Home Prices, at Record Highs, Continue Their Rise
Signs of “Exuberance”
The Federal Reserve Bank of Dallas has expressed concern over signs of “exuberance” in the housing market. For over a year, they have observed increases in home prices that do not appear to be driven by fundamentals. These include the home price-to-rent ratios that have risen above historical averages. The increase in this ratio was a red flag prior to the 2008 housing market crash.
Factors Driving Today’s Market
The Dallas Fed recently wrote a blog post concerning the housing market, but did not suggest there is another 2008-style bubble on the horizon. For one thing, regulators have clamped down on the lax lending practices that helped fuel the housing frenzy of that time.

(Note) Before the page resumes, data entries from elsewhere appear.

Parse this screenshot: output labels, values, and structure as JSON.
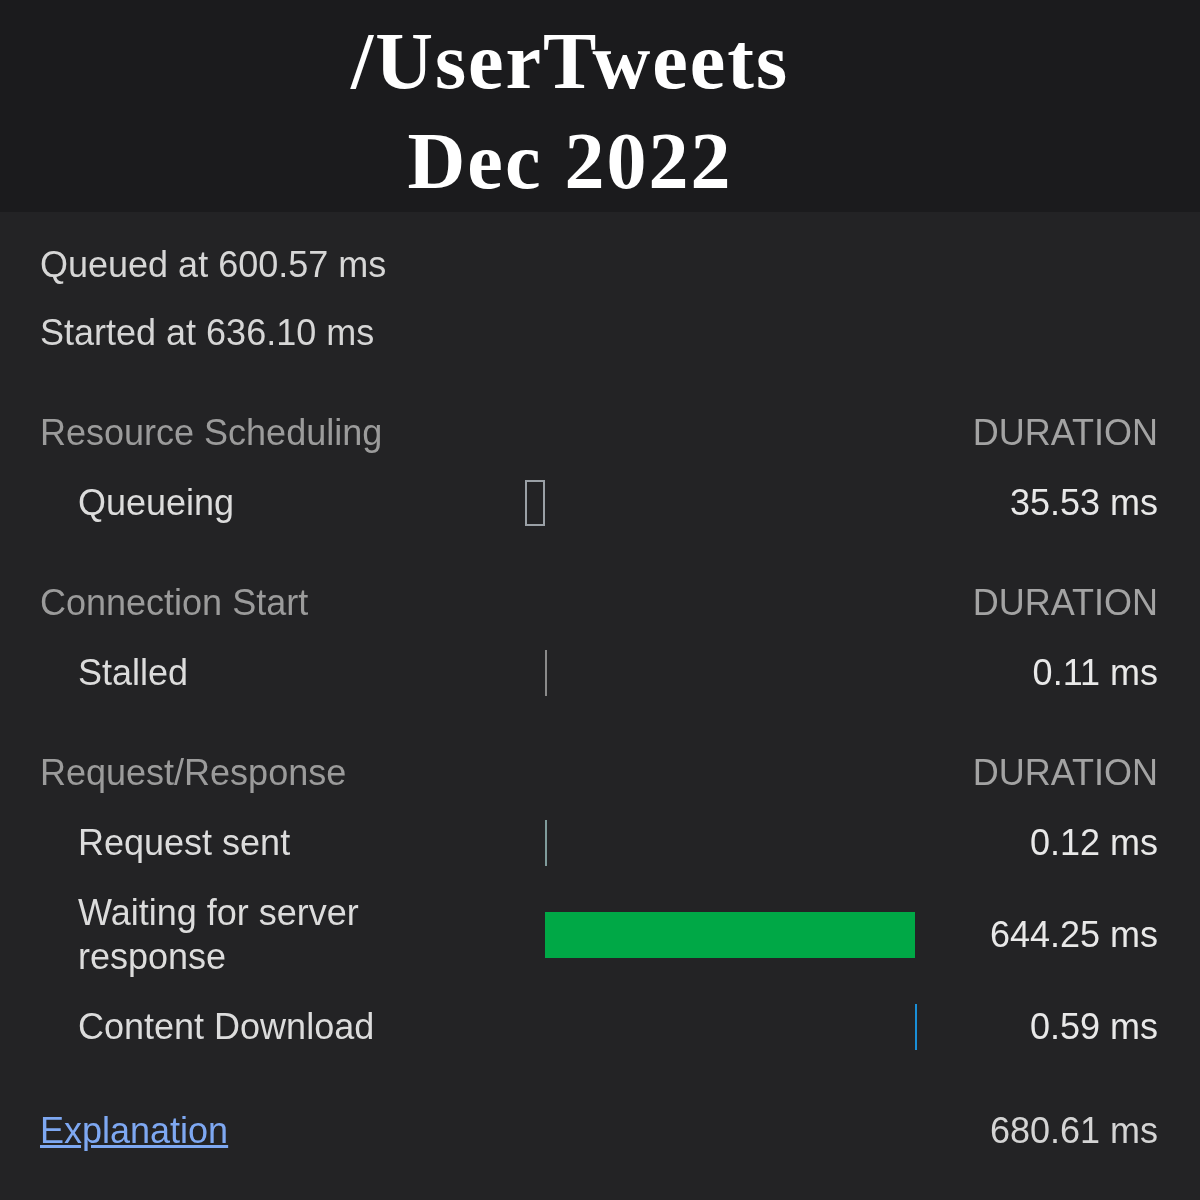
{
  "title": {
    "lines": [
      "/UserTweets",
      "Dec 2022"
    ]
  },
  "timing": {
    "queued_at": "Queued at 600.57 ms",
    "started_at": "Started at 636.10 ms",
    "sections": [
      {
        "title": "Resource Scheduling",
        "column_label": "DURATION",
        "phases": [
          {
            "label": "Queueing",
            "kind": "outline",
            "color": "#9aa0a6",
            "duration": "35.53 ms"
          }
        ]
      },
      {
        "title": "Connection Start",
        "column_label": "DURATION",
        "phases": [
          {
            "label": "Stalled",
            "kind": "solid",
            "color": "#8a8a8a",
            "duration": "0.11 ms"
          }
        ]
      },
      {
        "title": "Request/Response",
        "column_label": "DURATION",
        "phases": [
          {
            "label": "Request sent",
            "kind": "solid",
            "color": "#7f9b9b",
            "duration": "0.12 ms"
          },
          {
            "label": "Waiting for server response",
            "kind": "solid",
            "color": "#00a846",
            "duration": "644.25 ms"
          },
          {
            "label": "Content Download",
            "kind": "solid",
            "color": "#1a8fd8",
            "duration": "0.59 ms"
          }
        ]
      }
    ],
    "footer": {
      "link": "Explanation",
      "total": "680.61 ms"
    }
  }
}
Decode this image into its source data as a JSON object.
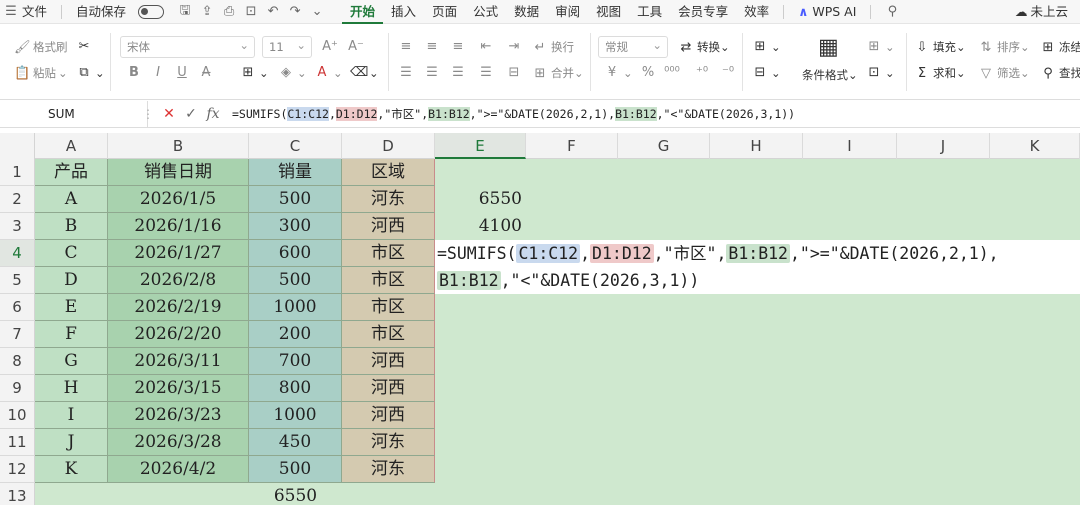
{
  "menubar": {
    "file": "文件",
    "autosave": "自动保存",
    "tabs": [
      "开始",
      "插入",
      "页面",
      "公式",
      "数据",
      "审阅",
      "视图",
      "工具",
      "会员专享",
      "效率"
    ],
    "active_tab": "开始",
    "wps_ai": "WPS AI",
    "cloud": "未上云"
  },
  "ribbon": {
    "format_painter": "格式刷",
    "paste": "粘贴",
    "font_name": "宋体",
    "font_size": "11",
    "wrap": "换行",
    "merge": "合并",
    "number_format": "常规",
    "convert": "转换",
    "conditional_format": "条件格式",
    "fill": "填充",
    "sort": "排序",
    "freeze": "冻结",
    "sum": "求和",
    "filter": "筛选",
    "find": "查找"
  },
  "formulabar": {
    "name_box": "SUM",
    "parts": [
      {
        "t": "=SUMIFS(",
        "c": ""
      },
      {
        "t": "C1:C12",
        "c": "r-c"
      },
      {
        "t": ",",
        "c": ""
      },
      {
        "t": "D1:D12",
        "c": "r-d"
      },
      {
        "t": ",\"市区\",",
        "c": ""
      },
      {
        "t": "B1:B12",
        "c": "r-b"
      },
      {
        "t": ",\">=\"&DATE(2026,2,1),",
        "c": ""
      },
      {
        "t": "B1:B12",
        "c": "r-b"
      },
      {
        "t": ",\"<\"&DATE(2026,3,1))",
        "c": ""
      }
    ]
  },
  "grid": {
    "columns": [
      "A",
      "B",
      "C",
      "D",
      "E",
      "F",
      "G",
      "H",
      "I",
      "J",
      "K"
    ],
    "rows": [
      "1",
      "2",
      "3",
      "4",
      "5",
      "6",
      "7",
      "8",
      "9",
      "10",
      "11",
      "12",
      "13"
    ],
    "header": [
      "产品",
      "销售日期",
      "销量",
      "区域"
    ],
    "data": [
      [
        "A",
        "2026/1/5",
        "500",
        "河东"
      ],
      [
        "B",
        "2026/1/16",
        "300",
        "河西"
      ],
      [
        "C",
        "2026/1/27",
        "600",
        "市区"
      ],
      [
        "D",
        "2026/2/8",
        "500",
        "市区"
      ],
      [
        "E",
        "2026/2/19",
        "1000",
        "市区"
      ],
      [
        "F",
        "2026/2/20",
        "200",
        "市区"
      ],
      [
        "G",
        "2026/3/11",
        "700",
        "河西"
      ],
      [
        "H",
        "2026/3/15",
        "800",
        "河西"
      ],
      [
        "I",
        "2026/3/23",
        "1000",
        "河西"
      ],
      [
        "J",
        "2026/3/28",
        "450",
        "河东"
      ],
      [
        "K",
        "2026/4/2",
        "500",
        "河东"
      ]
    ],
    "e2": "6550",
    "e3": "4100",
    "c13": "6550",
    "edit_line1": [
      {
        "t": "=SUMIFS(",
        "c": ""
      },
      {
        "t": "C1:C12",
        "c": "r-c"
      },
      {
        "t": ",",
        "c": ""
      },
      {
        "t": "D1:D12",
        "c": "r-d"
      },
      {
        "t": ",\"市区\",",
        "c": ""
      },
      {
        "t": "B1:B12",
        "c": "r-b"
      },
      {
        "t": ",\">=\"&DATE(2026,2,1),",
        "c": ""
      }
    ],
    "edit_line2": [
      {
        "t": "B1:B12",
        "c": "r-b"
      },
      {
        "t": ",\"<\"&DATE(2026,3,1))",
        "c": ""
      }
    ]
  }
}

Factors in the current market that may be driving prices up include limited inventory, a growing percentage of investors looking to flip homes at a profit, and rising construction costs. Low interest rates have also played a role as people benefitted from smaller mortgage payments. FOMO (fear of missing out) is also an issue; as prospective buyers observe home prices going up, they may feel compelled to jump in today rather than risk paying more in the future. And with interest rates expected to rise, some homebuyers are finding even more reason to move quickly in order to lock in a lower mortgage rate.
Why This Time Is Different
Since the last housing crash, new regulations and systems have been put in place to limit the damage a housing bubble can cause. The Federal Reserve noted that they don’t expect current market dynamics to cause economic upheaval similar to 2008.
Should there be a downturn in home values, Americans are better positioned to weather the storm due to more robust household balance sheets, including a higher percentage of equity in their homes.